Fitting a model means to find values for the model coefficients that are in some sense "good". Usually, "good" is measured by the likelihood of the observed data under the assumed model. For independent data, the likelihood is simply the product of the conditional probabilities of the observations under the assumed model. These probabilities are taken from the stochastic part of the model, i.e. from the assigned probability distribution. Many common distributions can be derived from very simple considerations and the probability laws. This way we can derive the distribution of binomial values, counts, proportions, concentrations, rates etc. The normal distribution follows from the assumption of independent differences of values from a common center, where no other information is available.

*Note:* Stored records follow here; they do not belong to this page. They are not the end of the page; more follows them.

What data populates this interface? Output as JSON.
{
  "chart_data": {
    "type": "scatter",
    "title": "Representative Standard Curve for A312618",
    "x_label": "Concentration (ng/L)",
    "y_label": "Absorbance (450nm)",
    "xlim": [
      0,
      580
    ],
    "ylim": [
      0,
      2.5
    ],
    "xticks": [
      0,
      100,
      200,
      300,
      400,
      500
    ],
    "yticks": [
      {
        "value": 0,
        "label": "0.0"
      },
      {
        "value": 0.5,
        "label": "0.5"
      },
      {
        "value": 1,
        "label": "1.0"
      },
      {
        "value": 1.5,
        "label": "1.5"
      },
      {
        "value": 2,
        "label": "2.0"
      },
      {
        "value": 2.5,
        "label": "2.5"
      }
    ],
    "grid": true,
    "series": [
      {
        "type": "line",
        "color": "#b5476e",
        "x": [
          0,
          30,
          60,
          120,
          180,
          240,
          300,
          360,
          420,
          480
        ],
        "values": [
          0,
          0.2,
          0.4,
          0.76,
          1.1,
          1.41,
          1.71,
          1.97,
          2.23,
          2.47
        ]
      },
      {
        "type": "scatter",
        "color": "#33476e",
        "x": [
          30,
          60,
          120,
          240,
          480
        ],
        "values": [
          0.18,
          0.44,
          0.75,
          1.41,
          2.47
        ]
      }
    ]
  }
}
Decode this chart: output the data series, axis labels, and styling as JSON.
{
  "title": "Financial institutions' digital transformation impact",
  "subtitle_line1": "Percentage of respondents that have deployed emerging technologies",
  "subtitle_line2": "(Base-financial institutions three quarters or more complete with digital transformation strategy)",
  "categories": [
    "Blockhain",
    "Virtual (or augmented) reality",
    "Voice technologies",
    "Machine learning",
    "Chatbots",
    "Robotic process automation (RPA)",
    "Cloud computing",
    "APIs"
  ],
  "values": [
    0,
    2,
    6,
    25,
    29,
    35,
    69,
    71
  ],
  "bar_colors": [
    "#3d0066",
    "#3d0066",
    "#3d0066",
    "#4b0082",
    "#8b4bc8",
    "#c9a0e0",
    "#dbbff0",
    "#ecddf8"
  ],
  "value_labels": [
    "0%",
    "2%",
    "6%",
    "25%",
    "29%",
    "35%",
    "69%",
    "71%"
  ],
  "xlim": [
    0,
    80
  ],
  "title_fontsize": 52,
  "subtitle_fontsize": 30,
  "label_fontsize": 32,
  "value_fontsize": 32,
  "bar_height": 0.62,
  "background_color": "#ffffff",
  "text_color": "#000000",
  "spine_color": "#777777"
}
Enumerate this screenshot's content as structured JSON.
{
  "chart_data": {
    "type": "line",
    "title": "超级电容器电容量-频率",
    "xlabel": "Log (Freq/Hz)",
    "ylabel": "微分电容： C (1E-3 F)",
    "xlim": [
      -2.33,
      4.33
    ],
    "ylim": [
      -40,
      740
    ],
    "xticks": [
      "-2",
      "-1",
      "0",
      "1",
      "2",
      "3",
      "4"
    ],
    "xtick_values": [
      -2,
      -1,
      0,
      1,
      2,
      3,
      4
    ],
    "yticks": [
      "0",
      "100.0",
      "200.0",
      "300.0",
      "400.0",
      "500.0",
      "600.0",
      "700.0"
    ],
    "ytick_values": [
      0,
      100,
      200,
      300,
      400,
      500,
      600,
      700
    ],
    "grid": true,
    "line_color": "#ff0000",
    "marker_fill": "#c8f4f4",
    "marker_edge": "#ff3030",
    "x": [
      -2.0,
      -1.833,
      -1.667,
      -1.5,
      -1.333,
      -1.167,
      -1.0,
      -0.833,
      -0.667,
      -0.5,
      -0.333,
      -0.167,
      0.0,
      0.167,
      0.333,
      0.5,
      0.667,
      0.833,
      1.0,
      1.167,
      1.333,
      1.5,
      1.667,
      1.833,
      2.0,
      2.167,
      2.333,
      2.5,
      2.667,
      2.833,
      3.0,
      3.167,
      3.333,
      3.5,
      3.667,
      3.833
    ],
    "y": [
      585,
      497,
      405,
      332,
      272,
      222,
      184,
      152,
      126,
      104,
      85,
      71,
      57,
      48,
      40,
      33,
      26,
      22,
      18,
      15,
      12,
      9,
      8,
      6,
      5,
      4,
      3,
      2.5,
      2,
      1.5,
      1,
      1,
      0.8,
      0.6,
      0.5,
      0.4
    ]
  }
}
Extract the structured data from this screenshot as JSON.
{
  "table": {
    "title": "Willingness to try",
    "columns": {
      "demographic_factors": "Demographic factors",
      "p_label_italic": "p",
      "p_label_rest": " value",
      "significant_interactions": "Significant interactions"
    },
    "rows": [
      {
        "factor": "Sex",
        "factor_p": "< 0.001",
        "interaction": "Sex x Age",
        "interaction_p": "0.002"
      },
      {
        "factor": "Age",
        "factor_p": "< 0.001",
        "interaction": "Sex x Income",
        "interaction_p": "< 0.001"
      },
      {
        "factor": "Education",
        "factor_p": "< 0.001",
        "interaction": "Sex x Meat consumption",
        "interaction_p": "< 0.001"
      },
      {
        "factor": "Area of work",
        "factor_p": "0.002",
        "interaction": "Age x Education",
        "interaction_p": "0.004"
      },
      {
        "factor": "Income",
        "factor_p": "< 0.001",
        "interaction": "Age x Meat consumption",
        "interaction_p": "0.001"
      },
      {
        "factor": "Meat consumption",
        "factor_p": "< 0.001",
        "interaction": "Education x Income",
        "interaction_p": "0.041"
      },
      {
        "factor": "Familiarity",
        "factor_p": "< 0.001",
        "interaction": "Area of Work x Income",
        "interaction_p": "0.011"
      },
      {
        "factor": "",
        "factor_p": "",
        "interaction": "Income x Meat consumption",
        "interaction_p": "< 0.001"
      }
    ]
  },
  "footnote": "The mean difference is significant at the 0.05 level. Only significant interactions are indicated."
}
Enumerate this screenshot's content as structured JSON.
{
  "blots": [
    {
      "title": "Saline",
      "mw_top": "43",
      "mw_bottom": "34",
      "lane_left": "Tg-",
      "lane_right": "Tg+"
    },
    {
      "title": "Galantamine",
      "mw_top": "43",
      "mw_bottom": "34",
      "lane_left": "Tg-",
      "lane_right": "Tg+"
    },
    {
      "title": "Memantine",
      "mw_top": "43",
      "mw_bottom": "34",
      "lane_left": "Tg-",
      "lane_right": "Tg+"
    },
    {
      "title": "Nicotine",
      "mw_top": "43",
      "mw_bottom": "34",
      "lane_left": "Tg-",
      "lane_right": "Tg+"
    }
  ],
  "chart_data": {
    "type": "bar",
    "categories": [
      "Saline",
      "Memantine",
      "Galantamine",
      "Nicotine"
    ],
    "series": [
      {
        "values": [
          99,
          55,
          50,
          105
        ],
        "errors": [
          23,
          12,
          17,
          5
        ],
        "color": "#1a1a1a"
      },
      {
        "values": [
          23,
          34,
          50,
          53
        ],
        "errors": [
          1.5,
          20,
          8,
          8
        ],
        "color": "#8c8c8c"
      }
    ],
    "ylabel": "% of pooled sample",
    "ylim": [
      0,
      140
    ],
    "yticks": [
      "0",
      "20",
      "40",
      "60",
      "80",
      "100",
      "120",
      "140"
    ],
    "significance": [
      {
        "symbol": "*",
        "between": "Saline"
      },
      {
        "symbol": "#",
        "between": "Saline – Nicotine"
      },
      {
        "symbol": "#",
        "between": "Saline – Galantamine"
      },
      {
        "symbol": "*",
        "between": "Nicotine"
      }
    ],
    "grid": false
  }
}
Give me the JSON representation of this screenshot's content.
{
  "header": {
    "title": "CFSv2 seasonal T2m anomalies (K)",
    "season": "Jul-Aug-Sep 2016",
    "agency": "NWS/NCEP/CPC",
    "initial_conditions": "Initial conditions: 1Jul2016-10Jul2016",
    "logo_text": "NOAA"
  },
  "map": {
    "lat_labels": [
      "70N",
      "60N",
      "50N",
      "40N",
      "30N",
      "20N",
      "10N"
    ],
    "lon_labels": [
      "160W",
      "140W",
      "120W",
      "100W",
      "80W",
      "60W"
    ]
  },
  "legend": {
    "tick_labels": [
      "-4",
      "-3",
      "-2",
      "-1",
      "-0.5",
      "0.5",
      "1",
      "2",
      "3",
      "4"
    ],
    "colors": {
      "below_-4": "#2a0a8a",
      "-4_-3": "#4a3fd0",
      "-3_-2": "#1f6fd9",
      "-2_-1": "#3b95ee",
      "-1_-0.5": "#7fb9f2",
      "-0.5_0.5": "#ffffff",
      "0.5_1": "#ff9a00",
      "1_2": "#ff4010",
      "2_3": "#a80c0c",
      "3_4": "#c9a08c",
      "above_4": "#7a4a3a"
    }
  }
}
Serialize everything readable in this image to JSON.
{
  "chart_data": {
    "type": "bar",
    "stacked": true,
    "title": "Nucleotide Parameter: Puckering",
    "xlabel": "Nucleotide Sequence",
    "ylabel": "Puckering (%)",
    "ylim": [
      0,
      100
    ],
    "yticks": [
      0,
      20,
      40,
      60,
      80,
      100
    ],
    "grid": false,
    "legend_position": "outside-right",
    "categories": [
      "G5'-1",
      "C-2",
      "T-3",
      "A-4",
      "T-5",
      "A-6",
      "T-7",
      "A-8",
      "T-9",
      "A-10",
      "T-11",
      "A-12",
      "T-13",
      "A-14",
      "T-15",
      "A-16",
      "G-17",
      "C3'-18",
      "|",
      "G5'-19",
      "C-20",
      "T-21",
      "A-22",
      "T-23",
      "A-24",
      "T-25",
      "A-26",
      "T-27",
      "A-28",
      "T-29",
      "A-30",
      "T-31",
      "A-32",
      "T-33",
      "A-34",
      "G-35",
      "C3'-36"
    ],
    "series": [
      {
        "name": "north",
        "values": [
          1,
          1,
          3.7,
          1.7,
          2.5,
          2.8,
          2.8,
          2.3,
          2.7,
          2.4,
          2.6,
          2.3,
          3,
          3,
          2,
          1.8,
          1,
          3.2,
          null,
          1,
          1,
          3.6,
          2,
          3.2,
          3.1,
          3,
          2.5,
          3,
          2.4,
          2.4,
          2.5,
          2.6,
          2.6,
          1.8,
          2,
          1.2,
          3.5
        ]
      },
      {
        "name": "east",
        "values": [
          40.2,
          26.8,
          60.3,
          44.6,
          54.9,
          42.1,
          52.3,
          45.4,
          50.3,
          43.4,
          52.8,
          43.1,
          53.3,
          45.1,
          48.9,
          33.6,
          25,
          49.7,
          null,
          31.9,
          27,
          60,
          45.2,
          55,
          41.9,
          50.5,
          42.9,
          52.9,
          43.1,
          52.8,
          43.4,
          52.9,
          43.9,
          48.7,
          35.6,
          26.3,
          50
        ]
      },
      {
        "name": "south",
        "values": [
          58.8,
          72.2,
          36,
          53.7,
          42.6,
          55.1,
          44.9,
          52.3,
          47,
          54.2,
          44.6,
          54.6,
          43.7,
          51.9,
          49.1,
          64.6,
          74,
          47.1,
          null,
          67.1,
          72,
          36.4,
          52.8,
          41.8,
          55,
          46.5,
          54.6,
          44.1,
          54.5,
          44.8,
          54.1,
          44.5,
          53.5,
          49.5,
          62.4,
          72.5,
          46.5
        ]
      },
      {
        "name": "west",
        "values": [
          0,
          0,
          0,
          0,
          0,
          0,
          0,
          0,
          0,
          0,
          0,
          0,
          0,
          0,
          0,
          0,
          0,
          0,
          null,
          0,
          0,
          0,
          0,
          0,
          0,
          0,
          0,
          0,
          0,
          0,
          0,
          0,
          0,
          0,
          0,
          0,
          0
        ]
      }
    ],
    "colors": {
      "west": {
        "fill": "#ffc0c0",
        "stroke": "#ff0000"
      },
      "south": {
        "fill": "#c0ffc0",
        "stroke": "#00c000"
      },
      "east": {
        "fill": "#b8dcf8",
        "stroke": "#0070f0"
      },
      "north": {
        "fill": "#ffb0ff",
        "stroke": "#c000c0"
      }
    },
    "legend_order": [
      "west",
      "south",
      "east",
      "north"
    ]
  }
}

If we know that the data are counts, the conditional probability of the data (and, hence, the likelihood) should be determined using the Poisson distribution. This is actually the only difference. All other sometimes discussed differences are only technical details irrelevant to the problem. For instance, when the normal probability model is used, the (negative) likelihood coincides with the residual variance, so that the "best" values of the coefficients can be determined as "minimum variance estimates" (="least-squares estimates") instead determining the coeffitient values for which the likelihood takes a maximum ("maximum likelihood estimates").
Simple because dependent var is a count one we look to model it through count distribution like the Poisson. of course other consideration may point to other distributions like negative binomial, multinational, ..
Poisson distribution represents counting, therefore it is more preferable than nomral regression in counting problem data. However, for large lamda value, normal distribution is a good approximation of Poisson model.